When I write to other bereaved parents, the Terrible Fraternity, I call us, sometimes I use the Swedish version, and sometimes, when I don’t have another computer or phone handy to look it up, I simply wish strength and consideration.  I don’t explain it, just let people come to their own understanding of what it might mean.

The more I think about “kraft och omtanke,” I understand it more fully and appreciate its universal significance.  Who amongst us doesn’t need more kraft och omtanke in our life? 

I mentioned the humbling nature of the responses I have received and so often, when a reader gives me the gift of their own story, I am simply stunned with wonder and respect for them.  So often, in the comfort of my own head, I ask myself, “My God, how do they do it?”  The irony, of course, is that the reader wrote with the exact same feeling about me, “My God, how does she live with the grief and loss of Donna?”

So to you, reader, whatever your situation, I wish for you kraft och omtanke. 

If you grieve, kraft och omtanke. 

If you have miscarried, kraft och omtanke.

If you didn’t receive the parenting you deserved, kraft och omtanke.

If you are unemployed and there is no hope for work on your horizon, kraft och omtanke.

If you are caring for an autistic child, kraft och omtanke.

If you are a single parent, kraft och omtanke.

If you exist within an abusive relationship, kraft och omtanke.

If your self-esteem doesn’t exist, for whatever reason, kraft och omtanke.

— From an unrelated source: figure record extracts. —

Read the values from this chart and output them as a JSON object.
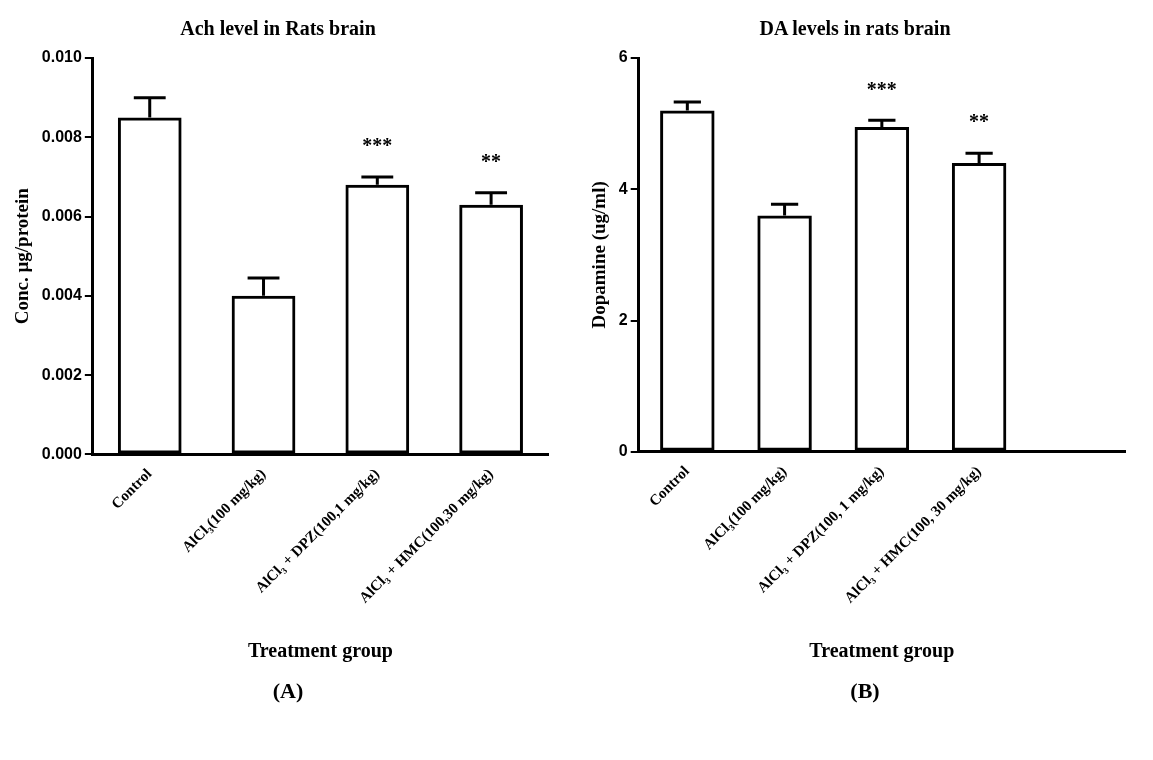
{
  "chart_data": [
    {
      "type": "bar",
      "title": "Ach level in Rats brain",
      "xlabel": "Treatment group",
      "ylabel": "Conc. µg/protein",
      "categories": [
        "Control",
        "AlCl₃(100 mg/kg)",
        "AlCl₃ + DPZ(100,1 mg/kg)",
        "AlCl₃ + HMC(100,30 mg/kg)"
      ],
      "values": [
        0.0085,
        0.004,
        0.0068,
        0.0063
      ],
      "color": "#000000",
      "errors": [
        [
          0.0085,
          0.009
        ],
        [
          0.004,
          0.00445
        ],
        [
          0.0068,
          0.007
        ],
        [
          0.0063,
          0.0066
        ]
      ],
      "ylim": [
        0,
        0.01
      ],
      "yticks": [
        {
          "value": 0,
          "label": "0.000"
        },
        {
          "value": 0.002,
          "label": "0.002"
        },
        {
          "value": 0.004,
          "label": "0.004"
        },
        {
          "value": 0.006,
          "label": "0.006"
        },
        {
          "value": 0.008,
          "label": "0.008"
        },
        {
          "value": 0.01,
          "label": "0.010"
        }
      ],
      "grid": false,
      "legend": false,
      "annotations": [
        {
          "text": "***",
          "x": "AlCl₃ + DPZ(100,1 mg/kg)",
          "y": 0.0068
        },
        {
          "text": "**",
          "x": "AlCl₃ + HMC(100,30 mg/kg)",
          "y": 0.0063
        },
        "(A)"
      ]
    },
    {
      "type": "bar",
      "title": "DA levels in rats brain",
      "xlabel": "Treatment group",
      "ylabel": "Dopamine (ug/ml)",
      "categories": [
        "Control",
        "AlCl₃(100 mg/kg)",
        "AlCl₃ + DPZ(100, 1 mg/kg)",
        "AlCl₃ + HMC(100, 30 mg/kg)",
        null
      ],
      "values": [
        5.2,
        3.6,
        4.95,
        4.4,
        null
      ],
      "color": "#000000",
      "errors": [
        [
          5.2,
          5.33
        ],
        [
          3.6,
          3.77
        ],
        [
          4.95,
          5.05
        ],
        [
          4.4,
          4.55
        ],
        null
      ],
      "ylim": [
        0,
        6
      ],
      "yticks": [
        0,
        2,
        4,
        6
      ],
      "grid": false,
      "legend": false,
      "annotations": [
        {
          "text": "***",
          "x": "AlCl₃ + DPZ(100, 1 mg/kg)",
          "y": 4.95
        },
        {
          "text": "**",
          "x": "AlCl₃ + HMC(100, 30 mg/kg)",
          "y": 4.4
        },
        "(B)"
      ]
    }
  ]
}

If paying your bills every month is a stressful situation, kraft och omtanke.

If your car broke down in a rain storm, kraft och omtanke.

If you have five children under the age of ten and are a SAHM, kraft och omtanke.

If you are bullied, kraft och omtanke.

If you bully, kraft och omtanke.

If you feel no one understands you, kraft och omtanke.

If you’re stuck in a hundred different ways, kraft och omtanke.

If your name is Gwyneth Paltrow, kraft och omtanke.

If you have the burden of providing, kraft och omtanke.

If you are a liberal, kraft och omtanke.

If you are a conservative, kraft och omtanke. 

If you hit a puppy in your minivan with your daughter in the back seat, kraft och omtanke.

If your toddler is working your last nerve, kraft och omtanke.

If your worry that same toddler will die of cancer, kraft och omtanke.

If you care for a special needs child, kraft och omtanke. 

If you’re not as pretty as your sister, kraft och omtanke. 

If you are a caregiver, kraft och omtanke.

If you love someone who is disappearing a little each day from Alzheimer’s, kraft och omtanke.

If you’re too old to cut your own toenails, kraft och omtanke.

If you or someone you love lives with mental illness, kraft och omtanke.

If you don’t know what to make for dinner, but your family is hungry, kraft och omtanke.

Strength and consideration, folks, to all of us.